"Do you wish to adorn your face? Do not do so with gems but with piety and modesty; thus adorned, a man will find your appearance more pleasing to behold. For that other kind of adornment generally arouses suspicions which give rise to jealousy, enmity, strife, and quarrels. For there is nothing more disgusting than a suspiciously beautiful face. But the adornment which comes from almsgiving and modesty drives out all wicked suspicion and draws your husband to you with greater strength than any chain. For natural beauty does not make a face become beautiful as much as does the disposition of him who beholds it, and nothing is more likely to produce this disposition than modesty and piety. Hence, even if a woman be beautiful but her husband hates her, she will appear to him as the ugliest of women; if a woman does not happen to be comely but she pleases her husband, he will find her the fairest of women. Judgments are made not in the light of the nature of what is seen but in the light of the disposition of those who see it.
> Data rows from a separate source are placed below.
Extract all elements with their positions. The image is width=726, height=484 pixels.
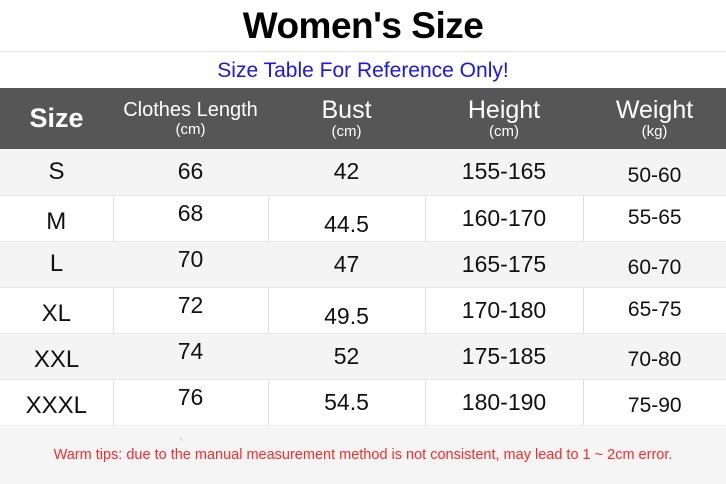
column-header-height-label: Height xyxy=(467,95,541,124)
table-row: L 70 47 165-175 60-70 xyxy=(0,241,726,288)
table-row: XXXL 76 54.5 180-190 75-90 xyxy=(0,379,726,426)
speck-artifact: ⸌ xyxy=(179,436,184,446)
cell-length: 76 xyxy=(112,379,268,426)
cell-weight: 55-65 xyxy=(582,195,726,242)
footer-band: Warm tips: due to the manual measurement… xyxy=(0,427,726,484)
cell-height: 155-165 xyxy=(425,149,583,196)
cell-size: XL xyxy=(0,287,113,334)
cell-height: 175-185 xyxy=(425,333,583,380)
column-header-clothes-length-unit: (cm) xyxy=(175,120,206,138)
column-header-height: Height (cm) xyxy=(425,88,583,149)
size-table-container: Size Clothes Length (cm) Bust (cm) xyxy=(0,88,726,426)
page-subtitle: Size Table For Reference Only! xyxy=(217,59,509,82)
cell-height: 180-190 xyxy=(424,379,583,426)
column-header-size: Size xyxy=(0,88,113,149)
table-row: XL 72 49.5 170-180 65-75 xyxy=(0,287,726,334)
cell-bust: 47 xyxy=(268,241,425,288)
measurement-warning: Warm tips: due to the manual measurement… xyxy=(53,447,673,463)
cell-height: 165-175 xyxy=(425,241,583,288)
column-header-weight-unit: (kg) xyxy=(641,123,668,141)
table-row: XXL 74 52 175-185 70-80 xyxy=(0,333,726,380)
column-header-bust-unit: (cm) xyxy=(331,123,362,141)
cell-length: 74 xyxy=(113,333,268,380)
column-header-weight: Weight (kg) xyxy=(583,88,726,149)
column-header-weight-label: Weight xyxy=(615,95,694,124)
cell-bust: 49.5 xyxy=(267,287,425,334)
subtitle-band: Size Table For Reference Only! xyxy=(0,53,726,88)
table-body: S 66 42 155-165 50-60 M 68 44.5 160-170 … xyxy=(0,149,726,426)
cell-length: 68 xyxy=(112,195,268,242)
page-title: Women's Size xyxy=(242,5,484,46)
cell-size: XXXL xyxy=(0,379,113,426)
title-band: Women's Size xyxy=(0,0,726,52)
cell-size: M xyxy=(0,195,113,242)
cell-bust: 42 xyxy=(268,149,425,196)
header-row: Size Clothes Length (cm) Bust (cm) xyxy=(0,88,726,149)
cell-weight: 50-60 xyxy=(583,149,726,196)
column-header-clothes-length: Clothes Length (cm) xyxy=(113,88,268,149)
cell-weight: 65-75 xyxy=(582,287,726,334)
cell-bust: 52 xyxy=(268,333,425,380)
cell-length: 66 xyxy=(113,149,268,196)
cell-bust: 54.5 xyxy=(267,379,425,426)
column-header-bust: Bust (cm) xyxy=(268,88,425,149)
cell-length: 72 xyxy=(112,287,268,334)
column-header-size-label: Size xyxy=(29,102,84,133)
cell-weight: 70-80 xyxy=(583,333,726,380)
table-header: Size Clothes Length (cm) Bust (cm) xyxy=(0,88,726,149)
cell-size: S xyxy=(0,149,113,196)
table-row: M 68 44.5 160-170 55-65 xyxy=(0,195,726,242)
cell-bust: 44.5 xyxy=(267,195,425,242)
cell-size: L xyxy=(0,241,113,288)
cell-weight: 60-70 xyxy=(583,241,726,288)
cell-height: 160-170 xyxy=(424,195,583,242)
column-header-height-unit: (cm) xyxy=(489,123,519,141)
cell-weight: 75-90 xyxy=(582,379,726,426)
size-table: Size Clothes Length (cm) Bust (cm) xyxy=(0,88,726,426)
cell-height: 170-180 xyxy=(424,287,583,334)
column-header-clothes-length-label: Clothes Length xyxy=(123,99,258,122)
table-row: S 66 42 155-165 50-60 xyxy=(0,149,726,196)
cell-size: XXL xyxy=(0,333,113,380)
cell-length: 70 xyxy=(113,241,268,288)
column-header-bust-label: Bust xyxy=(321,95,372,124)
"Adorn your face, therefore, with modesty, piety, almsgiving, benevolence, love, kindliness towards your husband, reasonableness, mildness, and forbearance. These are the pigments of virtue; by these you draw not men but angels to you as your lovers; for these you have God Himself to praise you. When God shall approve of you, He will win over your husband to you in every way; for if wisdom illumines the face of man, much more does virtue make the face of a woman shine forth."
- St John Chrysostom
St. John Chrysostom about this, from “Baptismal Instruction No. 1” (§37):
“For what are you trying to do, woman? By using rouge [cosmetic cream] and eye shadow you cannot add to your natural beauty nor change your natural ugliness, can you? These add nothing to your beauty of face, but they will destroy the beauty of your soul. For this meddling with nature testifies to your interior weakness. Especially are you heaping up abundant fire for yourself by exciting the looks of young men, and attracting to yourself the eyes of the undisciplined; by making complete adulterers of them, you are bringing their downfall onto your own head.
It is fitting and helpful to abstain from this practice entirely.
But if those women who are caught in the grip of this evil habit should be unwilling to give up the use of cosmetics, at least let them not use them when they are coming to the house of prayer.
Why, tell me, when you come to church, do you adorn yourself in this way? You have come to worship God and to make confession to Him in atonement for your sins. Does He look for this beauty? No. He seeks the beauty within, He looks for the activity which expresses itself in good deeds, He desires almsgiving, temperance, compunction, and strict faith.
But you have forsaken these virtues; you are trying to trip up many of the careless ones, even in church.
By what thunderbolts do such actions deserve to be punished? You arrive in port and you cause your own shipwreck. You come to the physician to have your wounds cured, and you go away after making them worse. What pardon will there be for you hereafter?
If some women were in the past so careless of their own salvation, now at least let them be persuaded to rid themselves of this outrageous practice. If the Apostle forbade the use of expensive clothing, much more would he forbid the use of cosmetics and eye shadow.”